Apologies if I'm way off on any of the above and thanks for the reply.

mjbvz commented 1 year ago

Maybe something like this:

  1. Inside your webview, add <iframe src="https://potentially-unique-subdomain.your-custom-domain.com"></iframe>
  2. Then at https://potentially-unique-subdomain.your-custom-domain.com, you host an html file with JS that your extension conrols
  3. This script can then register a service worker.
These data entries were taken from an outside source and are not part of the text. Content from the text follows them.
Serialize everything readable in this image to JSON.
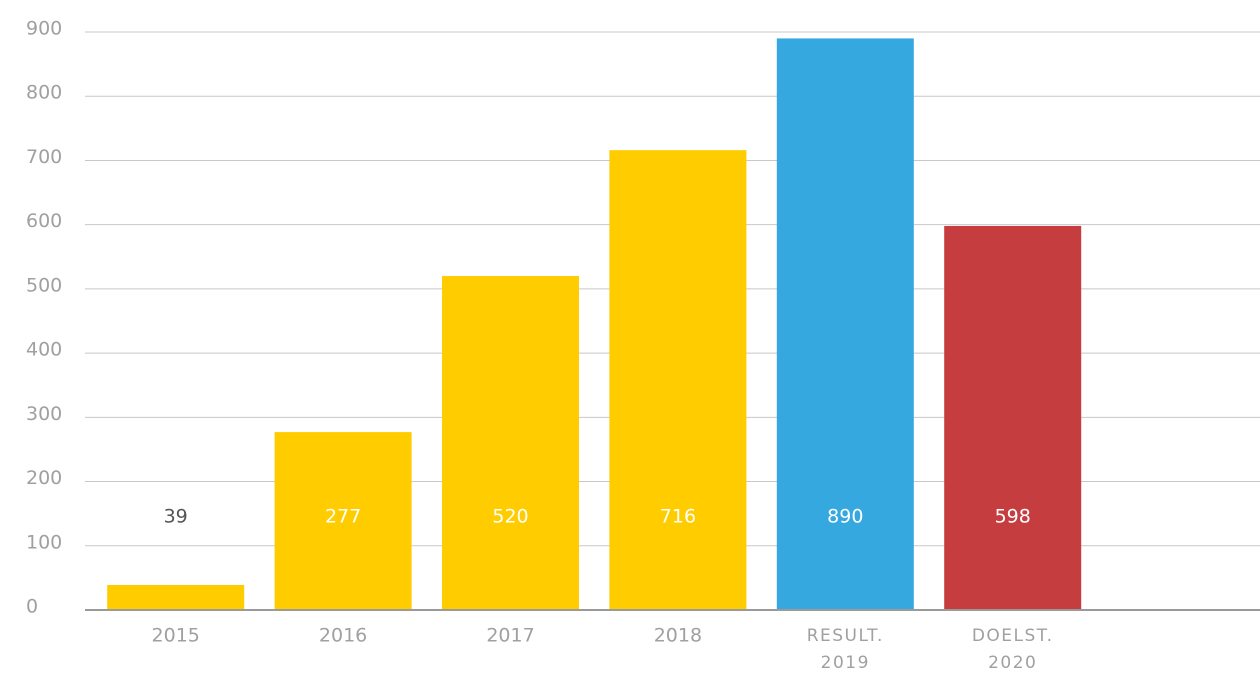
{
  "chart_data": {
    "type": "bar",
    "categories": [
      "2015",
      "2016",
      "2017",
      "2018",
      "RESULT. 2019",
      "DOELST. 2020"
    ],
    "values": [
      39,
      277,
      520,
      716,
      890,
      598
    ],
    "colors": [
      "#ffcc00",
      "#ffcc00",
      "#ffcc00",
      "#ffcc00",
      "#35a8e0",
      "#c63d40"
    ],
    "ylim": [
      0,
      900
    ],
    "yticks": [
      0,
      100,
      200,
      300,
      400,
      500,
      600,
      700,
      800,
      900
    ],
    "grid": true
  }
}
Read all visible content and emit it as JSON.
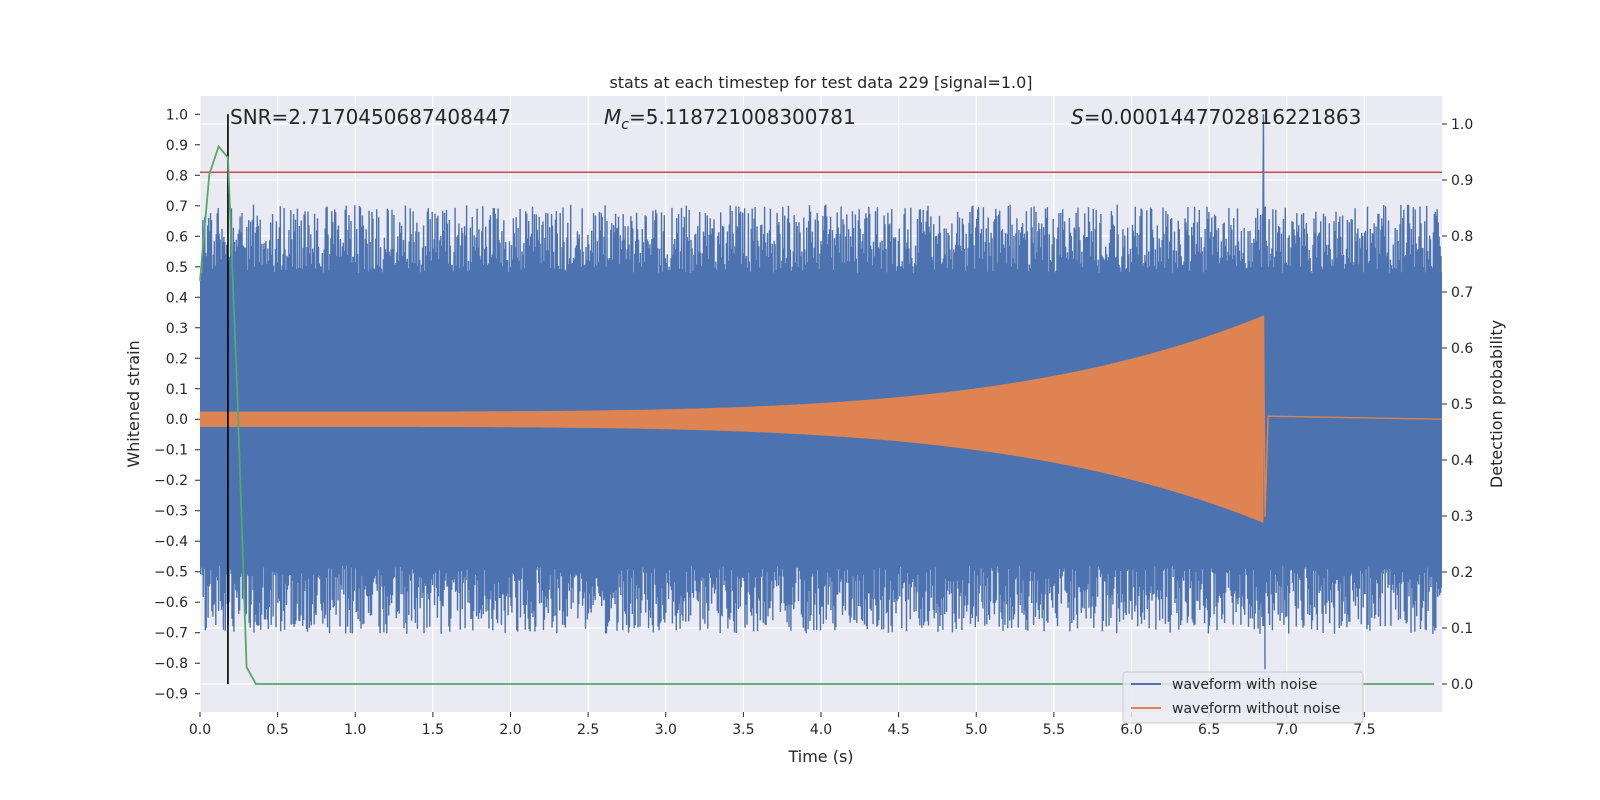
{
  "chart_data": {
    "type": "line",
    "title": "stats at each timestep for test data 229 [signal=1.0]",
    "xlabel": "Time (s)",
    "ylabel": "Whitened strain",
    "ylabel_right": "Detection probability",
    "xlim": [
      0.0,
      8.0
    ],
    "ylim": [
      -0.96,
      1.06
    ],
    "ylim_right": [
      -0.05,
      1.05
    ],
    "x_ticks": [
      "0.0",
      "0.5",
      "1.0",
      "1.5",
      "2.0",
      "2.5",
      "3.0",
      "3.5",
      "4.0",
      "4.5",
      "5.0",
      "5.5",
      "6.0",
      "6.5",
      "7.0",
      "7.5"
    ],
    "y_ticks": [
      "−0.9",
      "−0.8",
      "−0.7",
      "−0.6",
      "−0.5",
      "−0.4",
      "−0.3",
      "−0.2",
      "−0.1",
      "0.0",
      "0.1",
      "0.2",
      "0.3",
      "0.4",
      "0.5",
      "0.6",
      "0.7",
      "0.8",
      "0.9",
      "1.0"
    ],
    "y_right_ticks": [
      "0.0",
      "0.1",
      "0.2",
      "0.3",
      "0.4",
      "0.5",
      "0.6",
      "0.7",
      "0.8",
      "0.9",
      "1.0"
    ],
    "grid": true,
    "annotations": {
      "snr": "SNR=2.7170450687408447",
      "mc_symbol": "M",
      "mc_sub": "c",
      "mc_value": "=5.118721008300781",
      "s_symbol": "S",
      "s_value": "=0.0001447702816221863"
    },
    "threshold_y": 0.81,
    "marker_x": 0.18,
    "series": [
      {
        "name": "waveform with noise",
        "color": "#4c72b0",
        "description": "noisy whitened strain, mostly within ±0.7, spike to 1.0 near t=6.85",
        "envelope_typical": 0.64,
        "peak_time": 6.85,
        "peak_value": 1.0
      },
      {
        "name": "waveform without noise",
        "color": "#dd8452",
        "description": "chirp signal, amplitude grows until merger at t≈6.85 then rings down to 0",
        "amplitude_start": 0.025,
        "amplitude_merger": 0.34,
        "merger_time": 6.85
      },
      {
        "name": "Detection probability",
        "axis": "right",
        "color": "#55a868",
        "x": [
          0.0,
          0.06,
          0.12,
          0.18,
          0.24,
          0.3,
          0.36,
          0.42,
          7.95
        ],
        "y": [
          0.72,
          0.91,
          0.96,
          0.94,
          0.52,
          0.03,
          0.0,
          0.0,
          0.0
        ]
      }
    ],
    "legend": {
      "placement": "lower-right",
      "entries": [
        "waveform with noise",
        "waveform without noise"
      ]
    }
  }
}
This worker must be from a script that also lives under https://potentially-unique-subdomain.your-custom-domain.com

At this point the iframe contents are now controlled by the service worker. The iframe is also able to communicate back with its parent webview using post message

Then to load custom html inside of the iframe:

  1. Inside the iframe, use document.writeI() with the new html content
  2. This will replaces the current page contents while keeping the service worker active for the new contents

This does require hosting content at potentially-unique-subdomain.your-custom-domain.com but we also have to do this for vscode.dev too. The entire approach is actually very similar to how VS Code's webviews work. Unfortunately I don't think you can this without the external domain at this time

IanMatthewHuff commented 1 year ago

@mjbvz Thanks for the clarification. Yeah that external domain is what I thought you might have been suggesting. Right now our tool really is an online tool, but we've been trying to build around the possibility that we might deploy in learning environments (school / prisons, ect...) where adding in more domains to connect to might be restricted. So it's nice to know that with your suggestion we might have a reasonable option as long as we're ok with hosting it ourselves. We have plans to host student content for sharing at some point so we'll probably have to tackle that anyways.

One more small question, was this behavior expected?

I've stuck an image with a webview uri src just above my iframe with a webview uri src (both files are present) and while the image resolves correctly the iframe doesn't resolve the webview uri src.

It made sense to me that content hosted inside an iFrame would not be able to resolve webview URIs, but I was a bit surprised that the iFrame element itself couldn't resolve that, since I considered that element at the same level as the img.